Crisis management for unprecedented times
Chief Marketing & Growth Officer
Unprecedented: the word of the year. Even as the world has turned awry, some companies were hit harder by the pandemic and the ensuing lockdown than others. The unprecedentedness of the situation caught them off-guard and unprepared. The result was massive losses at least, and annihilation at worst. Could anyone have prepared for this? What marked the difference between the survivors and the defeated? What made some companies more resilient than others? In short, it was their ability to anticipate, prepare for, and mitigate a crisis. And then bounce back from it.
Crisis management has today become central to the role of a communicator. Even at the best of times, given the excess of information and spread of traditional and social media, a crisis could emerge for a brand at any time. During the pandemic, everything has become even more magnified, plus there are issues that weren’t there before—issues of business continuity, and in some cases, threats to the very survival of a brand.
There has to be a holistic approach to crisis management, and communications sits front and center at the strategy table in that regard. In the current scenario, when things are already precarious, reputation risk management can really be pivotal. A holistic approach to crisis communications spans the range from preparedness or resistance, to response or mitigation – and finally to recovery, restoring trust and confidence in the brand.
As mentioned before, the brands that are doing better than others are those that have been able to anticipate and prepare for crisis. No one knew a pandemic was coming, but one of the main elements of crisis preparedness is scenario-mapping. What are some of the worst-case situations that the brand could be hit with? Some of those could be situations peculiar to the brand’s industry, while others could be all the situations that contracts group under the term “force majeure.” In essence, this has been a “force majeure” year. But still, the most resilient brands were the ones that thought to ask: what are the possible mitigation strategies that could be applied to a global crisis?
The other big element of crisis preparedness is setting up a crisis protocol— which should answer questions ranging from who will be in the crisis management team, to what will be the direction in which information and responsibility will flow. In times like this, such scenarios and protocols can come in handy, because they give a brand standard operating procedures (SOPs) that can be applied to a range of crises. Also, with the right protocols in place, a resilient company gains a head-start so that it can focus its energies on the specific aspects of the crisis it might be facing – rather than figuring out who is in charge.
Here is where you see the real difference between companies that have built resistance and those that haven’t. If you have the protocols ready and activated, you can directly get to the messaging, medium, and monitoring. In the current moment, the monitoring component is one of the most critical undertakings. A war-room – of course, a virtual one - needs to be set up immediately. Besides helping you keep an eye on the evolving situation, this war-room monitoring space can also create new inputs into your response strategy. Speed, creativity, and a keen sense of identifying the right message for the right medium are the pillars of a good crisis response.

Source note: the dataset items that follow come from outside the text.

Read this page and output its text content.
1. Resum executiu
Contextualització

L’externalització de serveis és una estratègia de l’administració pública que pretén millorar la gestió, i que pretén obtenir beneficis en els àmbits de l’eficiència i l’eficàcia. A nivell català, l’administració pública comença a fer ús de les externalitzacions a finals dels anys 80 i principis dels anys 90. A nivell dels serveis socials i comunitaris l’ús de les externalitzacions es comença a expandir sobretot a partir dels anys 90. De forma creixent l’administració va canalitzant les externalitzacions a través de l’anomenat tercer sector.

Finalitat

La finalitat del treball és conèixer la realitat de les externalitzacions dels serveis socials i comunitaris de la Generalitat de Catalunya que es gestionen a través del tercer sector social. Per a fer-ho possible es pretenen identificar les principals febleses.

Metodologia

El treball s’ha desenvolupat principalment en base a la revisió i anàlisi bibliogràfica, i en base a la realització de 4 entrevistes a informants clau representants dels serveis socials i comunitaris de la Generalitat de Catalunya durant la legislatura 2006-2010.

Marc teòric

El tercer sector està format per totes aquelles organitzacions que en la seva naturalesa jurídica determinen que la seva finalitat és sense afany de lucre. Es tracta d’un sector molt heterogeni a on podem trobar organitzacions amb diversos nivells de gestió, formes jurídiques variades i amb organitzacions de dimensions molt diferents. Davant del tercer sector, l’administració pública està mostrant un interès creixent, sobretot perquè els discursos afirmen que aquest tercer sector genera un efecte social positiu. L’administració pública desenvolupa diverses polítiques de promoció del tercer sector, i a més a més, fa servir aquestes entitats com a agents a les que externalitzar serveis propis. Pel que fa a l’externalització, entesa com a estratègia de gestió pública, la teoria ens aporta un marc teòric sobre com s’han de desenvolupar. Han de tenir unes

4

Once the immediate danger to the brand has passed, it’s time to make sure there are no more holes in the boat. Also, once trust is lost, it takes a long time to earn back. Companies are likely to stay under the microscope for months, if not years, following a crisis. Rebuilding trust calls for a rigorous approach. On the one hand, you need to consistently chip away at the core issue so that it eventually stops being the only lens through which your stakeholders view the brand. And on the other, you need to reinforce other aspects of the brand so that there are other touchpoints to engage your target audience.
Ultimately, a brand’s response to a complex issue or crisis is a test of character. And character is at the essence of why stakeholders will stay with or abandon a brand during this time. With the principles of crisis communications and reputation resilience in mind, a brand can move people through authentic and transparent communications to build trust. The goal is to not just survive, but emerge stronger after a crisis.
Important points for crisis management
- Make sure that crisis management protocols are in place that outline roles and responsibilities clearly.
- Set up a war room to monitor and analyze the situation 24/7. This should have a combination of technology and human intelligence at work.
- Activate the strategy and strictly follow the agreed protocol to avoid confusion and escalation of crisis.
- Once the crisis has passed, it’s time to rebuild trust.